Primary schools appeals experiences please

(8 Posts)
Firsttimer101 Tue 09-Jun-20 20:40:30

Hi, we applied for my sons primary place for this September and got his first choice which is great but in the meantime we have moved house. Was on the cards but not agreed so we applied near our old home which is 3 miles or so away. I’ve submitted a late application for the new local school and been rejected so I’ve appealed on the basis we have moved house are now only 0.3 miles from the new school. They have 3 classes per year group and the letter says they have given 75 Places out so are full but can all schools not take 30 per class as a maximum? I’ve appealed but don’t know if I have any chance really and would be really interested in your similar experiences. Thank you

OP’s posts: |
Aroundtheworldin80moves Tue 09-Jun-20 20:49:03

With 75, it's likely they have a mixed year group class- you will need to clarify this to work out if it is an Infant Class Size appeal of not. ( So they could have 3 Reception Classes, but 5 classes across Yr1& 2- this would mean they can't take more unless a mistake has made. If there however is 3 classes in each Reception, Yr1 and Yr2, they can take more and not be over the legal class size).

Just moving house isn't reason enough to win an appeal, especially on short distance moves. You need to prove why this is the most suitable school.
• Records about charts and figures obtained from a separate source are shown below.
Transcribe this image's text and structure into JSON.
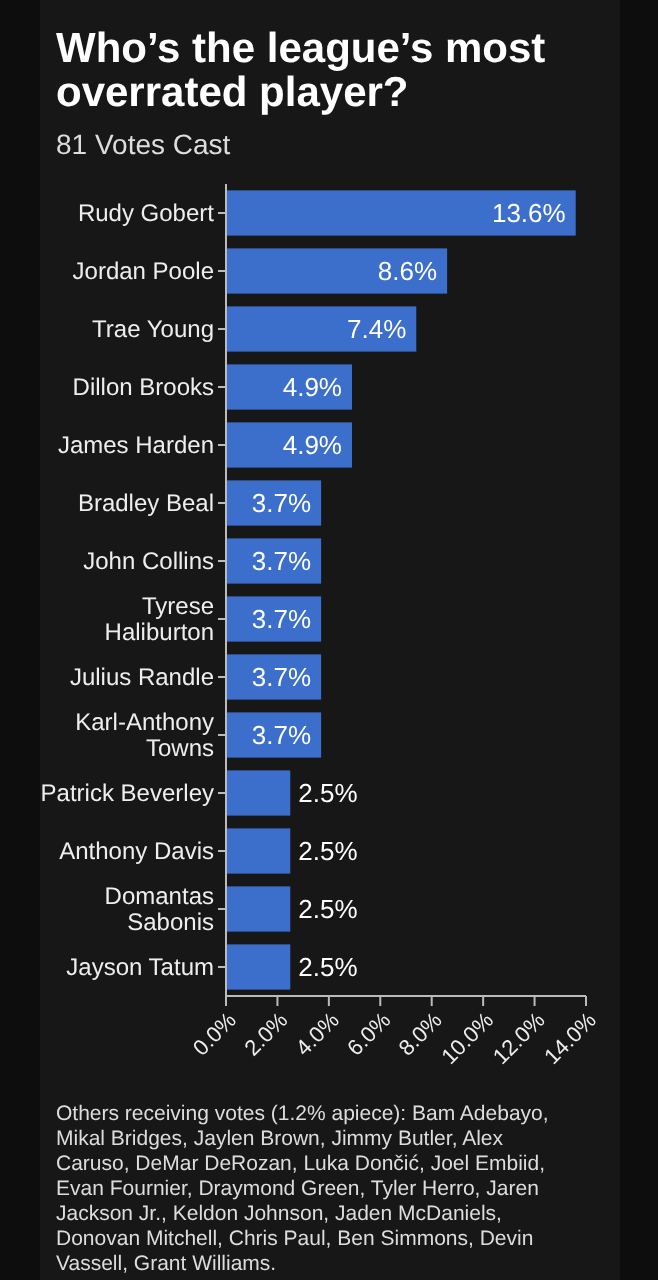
{
  "chart_data": {
    "type": "bar",
    "orientation": "horizontal",
    "title": "Who’s the league’s most overrated player?",
    "subtitle": "81 Votes Cast",
    "categories": [
      "Rudy Gobert",
      "Jordan Poole",
      "Trae Young",
      "Dillon Brooks",
      "James Harden",
      "Bradley Beal",
      "John Collins",
      "Tyrese Haliburton",
      "Julius Randle",
      "Karl-Anthony Towns",
      "Patrick Beverley",
      "Anthony Davis",
      "Domantas Sabonis",
      "Jayson Tatum"
    ],
    "values": [
      13.6,
      8.6,
      7.4,
      4.9,
      4.9,
      3.7,
      3.7,
      3.7,
      3.7,
      3.7,
      2.5,
      2.5,
      2.5,
      2.5
    ],
    "color": "#3b6fcb",
    "value_labels": [
      "13.6%",
      "8.6%",
      "7.4%",
      "4.9%",
      "4.9%",
      "3.7%",
      "3.7%",
      "3.7%",
      "3.7%",
      "3.7%",
      "2.5%",
      "2.5%",
      "2.5%",
      "2.5%"
    ],
    "xlim": [
      0,
      14
    ],
    "xticks": [
      {
        "value": 0,
        "label": "0.0%"
      },
      {
        "value": 2,
        "label": "2.0%"
      },
      {
        "value": 4,
        "label": "4.0%"
      },
      {
        "value": 6,
        "label": "6.0%"
      },
      {
        "value": 8,
        "label": "8.0%"
      },
      {
        "value": 10,
        "label": "10.0%"
      },
      {
        "value": 12,
        "label": "12.0%"
      },
      {
        "value": 14,
        "label": "14.0%"
      }
    ],
    "grid": false,
    "annotations": [
      "Others receiving votes (1.2% apiece): Bam Adebayo, Mikal Bridges, Jaylen Brown, Jimmy Butler, Alex Caruso, DeMar DeRozan, Luka Dončić, Joel Embiid, Evan Fournier, Draymond Green, Tyler Herro, Jaren Jackson Jr., Keldon Johnson, Jaden McDaniels, Donovan Mitchell, Chris Paul, Ben Simmons, Devin Vassell, Grant Williams."
    ]
  }
}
Aroundtheworldin80moves Tue 09-Jun-20 20:50:56

Just to add, when I moved house last year, the Council saidthat they needed to find us school places within 5 miles. Anything more than 2, they would provide transport. Their school is 1.95 miles away.

Firsttimer101 Tue 09-Jun-20 21:01:08

Yes I’m thinking I need a better argument but I’m not sure what kind of thing is favoured. I’m gutted he will have to go so far to school, we moved to a new estate so he had the potential of some friends nearby and now it looks like he will be going to a different school to them unfortunately. Kicking myself that The house move didn’t fall earlier but just one of those things I suppose.

OP’s posts: |
admission Tue 09-Jun-20 21:03:39

You need to check whether the published admission number (PAN) for the school is 75 or is 90. Either way any appeal is likely to be an infant class size appeal, so will be very difficult to win.
You should be able to find the PAN from either the admission information on the school website or the LA admission information.
If the PAN is 75, then they will normally be running 3 classes in reception year of 25 and then 5 classes of 30 split across year 1 and 2. Whilst the classes in reception are only of 25, it is the fact that they are running 5 classes of 30 in year 1 and 2 that makes it an infant class size appeal.

Have you got your name down on the waiting list? If you are only 0.3 miles from the preferred school then you probably will be near the top of the waiting list and with 75 per year group there could well be some movement in availability of places.

HoneyWheeler Tue 09-Jun-20 21:05:15

In my experience appeals are rarely successful, but what I will say (teacher) is that there is an awful lot of movement in September/October and quite often in year places come up. It continues to surprise me how many changes are made but I should expect it now!!

Firsttimer101 Tue 09-Jun-20 21:22:10

Thank you for your comments, I’ll call the team at the council and see if they can tell me where we are on the waiting list and hope there is some movement. As you say with a group of 75 hopefully there will be some changes. Ive checked their admissions criteria online and it just says they offer a maximum of 75 and max size is 30. It’s a neighbour who told me they have 3 classes per year group. We shall see and keep fingers crossed

OP’s posts: |


prh47bridge Tue 09-Jun-20 21:23:58

I agree with admission that this is likely to be an infant class size appeal. If it is, you would need to show that a mistake has been made that has cost your son a place. That is unlikely for an in-year application.

However, if the school has a PAN of 75 and operates 3 classes per year in Reception, Y1 and Y2 you will have a much better chance. In that situation you can win by showing that the disadvantage to your son through not being admitted outweighs any problems the school will face through having to cope with an additional pupil. The fact you've moved and live near the school won't carry any weight, nor will arguments about transport or childcare difficulties. You need to look for things this school offers that are missing from the allocated school and are particularly relevant to your son.